Türk birimlerinin bir şekilde ulaştığı bilgiler, Batılı “insan hakları savunucuları”nın, “Gül Urumçi’deyken çıkacak olaylar, kör göze parmak olurdu” değerlendirmesi yaptığını da ortaya koydu.
***
Gül’ün Çin ziyaretinde 8 ayrı Türk firmasının başta enerji ve maden sektörü olmak üzere 3 milyar dolarlık ortaklık anlaşması imzalaması, büyük bir Çin otomotiv devinin 600 milyon dolarlık yatırımla Konya’yı, öncelikli dış yatırım listesinin ilk sırasına alması, siyasi konularda iki ülke arasında hiçbir sorunun olmaması, BM Güvenlik Konseyi’nde sıkı işbirliği, “insan hakları savunucularının” canını iyice sıkmaya başladı.
Hele Cumhurbaşkanı Gül’ün Pekin’de ve Urumçi’de Uygurlara verdiği, “Elbette sizinle aynı kökten geliyoruz. Ama önemli olan herkesin olduğu yerde ülkesiyle bütünleşmesidir.
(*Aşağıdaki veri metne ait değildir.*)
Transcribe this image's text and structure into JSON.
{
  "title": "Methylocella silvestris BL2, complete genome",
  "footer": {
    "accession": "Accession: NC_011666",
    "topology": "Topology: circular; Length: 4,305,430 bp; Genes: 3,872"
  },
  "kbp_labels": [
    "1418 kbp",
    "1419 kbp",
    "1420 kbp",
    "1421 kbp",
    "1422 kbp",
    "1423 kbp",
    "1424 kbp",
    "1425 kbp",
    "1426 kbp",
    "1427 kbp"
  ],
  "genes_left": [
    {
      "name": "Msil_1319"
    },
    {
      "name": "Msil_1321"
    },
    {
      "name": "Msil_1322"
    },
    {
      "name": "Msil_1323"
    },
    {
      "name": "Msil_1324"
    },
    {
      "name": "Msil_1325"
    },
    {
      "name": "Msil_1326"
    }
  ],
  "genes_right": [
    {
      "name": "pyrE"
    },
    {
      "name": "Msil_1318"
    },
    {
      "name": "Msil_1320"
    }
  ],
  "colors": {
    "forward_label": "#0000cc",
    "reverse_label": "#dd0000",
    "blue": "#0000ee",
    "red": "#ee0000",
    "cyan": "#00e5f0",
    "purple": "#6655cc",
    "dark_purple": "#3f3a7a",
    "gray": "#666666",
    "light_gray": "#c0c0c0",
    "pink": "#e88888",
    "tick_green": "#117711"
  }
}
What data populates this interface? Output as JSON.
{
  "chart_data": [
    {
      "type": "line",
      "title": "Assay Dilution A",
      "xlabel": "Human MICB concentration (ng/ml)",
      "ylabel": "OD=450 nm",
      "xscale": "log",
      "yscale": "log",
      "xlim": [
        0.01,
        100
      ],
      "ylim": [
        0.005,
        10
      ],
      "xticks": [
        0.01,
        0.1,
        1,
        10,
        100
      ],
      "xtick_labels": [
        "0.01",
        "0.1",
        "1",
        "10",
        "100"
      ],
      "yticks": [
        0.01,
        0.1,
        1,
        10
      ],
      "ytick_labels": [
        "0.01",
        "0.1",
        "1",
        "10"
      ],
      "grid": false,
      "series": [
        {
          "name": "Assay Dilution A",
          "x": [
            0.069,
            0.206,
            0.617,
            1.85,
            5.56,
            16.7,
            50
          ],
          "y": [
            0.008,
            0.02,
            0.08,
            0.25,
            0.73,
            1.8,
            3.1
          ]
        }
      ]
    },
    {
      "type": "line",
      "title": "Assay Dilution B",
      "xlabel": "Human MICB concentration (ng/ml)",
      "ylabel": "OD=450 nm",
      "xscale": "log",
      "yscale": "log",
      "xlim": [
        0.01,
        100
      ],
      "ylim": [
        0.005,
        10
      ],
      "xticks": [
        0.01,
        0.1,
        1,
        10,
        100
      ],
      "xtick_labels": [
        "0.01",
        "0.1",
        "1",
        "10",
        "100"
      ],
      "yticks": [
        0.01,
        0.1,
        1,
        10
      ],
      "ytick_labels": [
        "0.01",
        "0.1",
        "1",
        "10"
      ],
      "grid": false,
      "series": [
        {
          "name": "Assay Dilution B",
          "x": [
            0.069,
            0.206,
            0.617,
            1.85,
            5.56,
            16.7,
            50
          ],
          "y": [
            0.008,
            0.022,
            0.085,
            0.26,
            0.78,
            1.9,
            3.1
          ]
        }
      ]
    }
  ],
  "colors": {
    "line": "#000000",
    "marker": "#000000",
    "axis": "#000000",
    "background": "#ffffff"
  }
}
Sizler Türkiye ile Çin arasında dostluk köprüsü görevi yapıyorsunuz” mesajı can sıkıntısını iyice artırdı.
***
Başında ifade ettiğimiz gibi bölgede yılların birikmiş sorumları var.
Ama Cumhurbaşkanı Gül’ün ziyaretinden sonra çıkan olaylarla ilgili yapılacak, “Türk Cumhurbaşkanı’nın Urumçi’ye gitmesi bölgeyi karıştırdı” yorumları, tam da bu tür yorumların yapılmasını isteyenlerin işine yarayacaktır.
Aslında oyun aynı.
Türkiye’de terörü bitirmek için ciddi adımlar atılmaya başlandıktan sonra yaşadıklarımıza bakarsanız, ne demek istediğimi anlarsınız.
Çin elbette Uygurların bir takım hakları için açılım yapmalı.
Ama bazıları da samimi şekilde Uygurların insan haklarını savunuyorlarsa, etiketinde “Made in China” yazan ne kadar eşyaları varsa çöpe atmalı ve bir daha da almamalı.